The classification of phase 3 trials as superiority or non-inferiority has become routine, and it is widely accepted that there are important differences between the two types of trial in their design, analysis and interpretation.
There is a clear rationale for the superiority/non-inferiority framework in the context of regulatory trials. The focus of our article is non-regulatory trials with a public health objective. First, using two examples from infectious disease research, we show that the classification of superiority or non-inferiority trials is not always straightforward. Second, we show that several arguments for different approaches to the design, analysis and interpretation of superiority and non-inferiority trials are unconvincing when examined in detail. We consider, in particular, the calculation of sample size (and the choice of delta or the non-inferiority margin), intention-to-treat versus per-protocol analyses, and one-sided versus two-sided confidence intervals. We argue that the superiority/non-inferiority framework is not just unnecessary but can have a detrimental effect, being a barrier to clear scientific thought and communication.

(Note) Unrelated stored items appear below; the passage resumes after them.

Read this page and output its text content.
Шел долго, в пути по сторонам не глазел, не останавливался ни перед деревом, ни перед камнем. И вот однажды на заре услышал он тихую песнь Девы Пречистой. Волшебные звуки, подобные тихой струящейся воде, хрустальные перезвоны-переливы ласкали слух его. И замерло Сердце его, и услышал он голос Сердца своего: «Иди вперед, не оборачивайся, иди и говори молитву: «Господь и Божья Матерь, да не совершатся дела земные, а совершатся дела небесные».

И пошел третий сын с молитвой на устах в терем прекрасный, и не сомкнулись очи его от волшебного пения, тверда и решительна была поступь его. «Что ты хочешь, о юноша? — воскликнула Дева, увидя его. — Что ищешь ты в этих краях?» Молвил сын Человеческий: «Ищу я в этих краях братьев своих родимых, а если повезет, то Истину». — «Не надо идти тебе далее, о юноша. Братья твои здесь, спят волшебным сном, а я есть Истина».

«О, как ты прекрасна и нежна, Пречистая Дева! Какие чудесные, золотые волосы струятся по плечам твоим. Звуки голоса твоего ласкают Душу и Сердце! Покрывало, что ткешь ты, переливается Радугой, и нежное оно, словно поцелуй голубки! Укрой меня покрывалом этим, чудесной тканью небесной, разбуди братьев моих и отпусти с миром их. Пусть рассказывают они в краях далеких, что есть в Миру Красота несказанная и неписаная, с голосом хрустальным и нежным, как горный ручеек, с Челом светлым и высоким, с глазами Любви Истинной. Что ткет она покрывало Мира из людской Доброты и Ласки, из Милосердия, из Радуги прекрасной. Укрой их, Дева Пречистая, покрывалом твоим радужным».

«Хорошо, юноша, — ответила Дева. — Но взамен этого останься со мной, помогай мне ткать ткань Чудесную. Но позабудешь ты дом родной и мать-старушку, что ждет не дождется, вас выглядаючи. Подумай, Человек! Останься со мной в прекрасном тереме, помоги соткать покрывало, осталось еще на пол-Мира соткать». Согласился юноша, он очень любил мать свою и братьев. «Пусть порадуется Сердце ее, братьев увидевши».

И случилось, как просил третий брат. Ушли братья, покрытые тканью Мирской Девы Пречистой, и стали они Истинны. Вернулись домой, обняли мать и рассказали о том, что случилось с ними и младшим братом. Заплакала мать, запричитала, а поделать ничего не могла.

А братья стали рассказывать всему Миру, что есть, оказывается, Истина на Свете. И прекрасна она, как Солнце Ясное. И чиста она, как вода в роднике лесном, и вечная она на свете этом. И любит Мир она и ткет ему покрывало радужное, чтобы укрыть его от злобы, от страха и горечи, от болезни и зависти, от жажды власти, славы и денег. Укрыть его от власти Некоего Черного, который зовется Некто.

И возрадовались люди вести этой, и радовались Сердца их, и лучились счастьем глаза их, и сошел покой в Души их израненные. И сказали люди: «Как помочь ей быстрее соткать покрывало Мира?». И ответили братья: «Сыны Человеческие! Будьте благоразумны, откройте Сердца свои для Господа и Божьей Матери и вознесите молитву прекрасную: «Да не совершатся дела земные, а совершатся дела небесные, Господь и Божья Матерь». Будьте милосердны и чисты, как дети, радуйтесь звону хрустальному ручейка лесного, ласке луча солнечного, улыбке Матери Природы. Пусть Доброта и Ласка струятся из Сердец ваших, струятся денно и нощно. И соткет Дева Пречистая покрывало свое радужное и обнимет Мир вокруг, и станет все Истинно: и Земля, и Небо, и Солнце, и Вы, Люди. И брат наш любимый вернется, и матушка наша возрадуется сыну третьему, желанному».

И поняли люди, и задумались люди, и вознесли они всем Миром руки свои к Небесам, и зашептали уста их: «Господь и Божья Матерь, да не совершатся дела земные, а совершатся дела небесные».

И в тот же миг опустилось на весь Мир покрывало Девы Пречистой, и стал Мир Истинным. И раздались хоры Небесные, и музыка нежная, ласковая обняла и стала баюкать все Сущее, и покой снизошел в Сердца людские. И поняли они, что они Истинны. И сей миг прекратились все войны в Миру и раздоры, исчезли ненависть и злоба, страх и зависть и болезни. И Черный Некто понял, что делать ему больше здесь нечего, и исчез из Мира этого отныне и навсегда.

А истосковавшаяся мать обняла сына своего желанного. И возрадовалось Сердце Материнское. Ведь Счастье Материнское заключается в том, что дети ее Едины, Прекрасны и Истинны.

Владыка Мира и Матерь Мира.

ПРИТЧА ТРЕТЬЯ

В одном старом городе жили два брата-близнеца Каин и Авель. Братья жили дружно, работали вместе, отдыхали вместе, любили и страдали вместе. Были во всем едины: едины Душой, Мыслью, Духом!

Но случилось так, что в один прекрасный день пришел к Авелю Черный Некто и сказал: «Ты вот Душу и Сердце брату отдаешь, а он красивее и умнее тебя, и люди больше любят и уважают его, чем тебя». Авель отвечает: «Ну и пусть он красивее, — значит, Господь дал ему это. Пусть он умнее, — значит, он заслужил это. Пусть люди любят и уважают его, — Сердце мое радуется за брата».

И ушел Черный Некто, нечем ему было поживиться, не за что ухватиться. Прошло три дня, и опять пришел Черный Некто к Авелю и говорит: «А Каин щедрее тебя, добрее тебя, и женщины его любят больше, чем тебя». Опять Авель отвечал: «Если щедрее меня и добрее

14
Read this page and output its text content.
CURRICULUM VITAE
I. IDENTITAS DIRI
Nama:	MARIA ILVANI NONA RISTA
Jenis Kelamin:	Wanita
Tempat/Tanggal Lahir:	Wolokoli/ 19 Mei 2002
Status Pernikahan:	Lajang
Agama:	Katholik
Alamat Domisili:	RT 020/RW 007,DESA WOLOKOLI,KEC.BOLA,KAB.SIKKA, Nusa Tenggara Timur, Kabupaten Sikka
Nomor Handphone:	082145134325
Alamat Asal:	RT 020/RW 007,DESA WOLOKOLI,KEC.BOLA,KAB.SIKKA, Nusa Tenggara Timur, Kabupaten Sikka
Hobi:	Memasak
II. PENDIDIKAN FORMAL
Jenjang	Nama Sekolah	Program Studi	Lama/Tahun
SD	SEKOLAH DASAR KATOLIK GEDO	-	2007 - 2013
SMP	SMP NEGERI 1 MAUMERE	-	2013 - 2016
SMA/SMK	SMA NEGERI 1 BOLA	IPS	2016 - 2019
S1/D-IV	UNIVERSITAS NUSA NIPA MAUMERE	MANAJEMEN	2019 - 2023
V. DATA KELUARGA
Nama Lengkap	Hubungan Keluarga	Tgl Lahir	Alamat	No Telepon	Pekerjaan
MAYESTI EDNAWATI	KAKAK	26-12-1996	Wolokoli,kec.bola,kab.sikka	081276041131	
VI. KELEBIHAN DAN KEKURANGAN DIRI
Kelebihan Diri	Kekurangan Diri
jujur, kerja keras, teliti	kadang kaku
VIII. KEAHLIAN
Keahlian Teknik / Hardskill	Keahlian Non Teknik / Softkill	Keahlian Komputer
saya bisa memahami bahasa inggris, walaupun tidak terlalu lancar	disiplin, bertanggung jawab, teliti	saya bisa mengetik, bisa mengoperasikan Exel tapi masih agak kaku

In particular, it places undue emphasis on tests for significance or non-inferiority at the expense of estimation. We emphasise that these concerns apply to phase 3 non-regulatory trials in general, not just to those where the classification of the trial as superiority or non-inferiority is ambiguous.
Guidelines and statistical practice should abandon the sharp division between superiority and non-inferiority phase 3 non-regulatory trials and be more closely aligned to the clinical and public health questions that motivate the trial.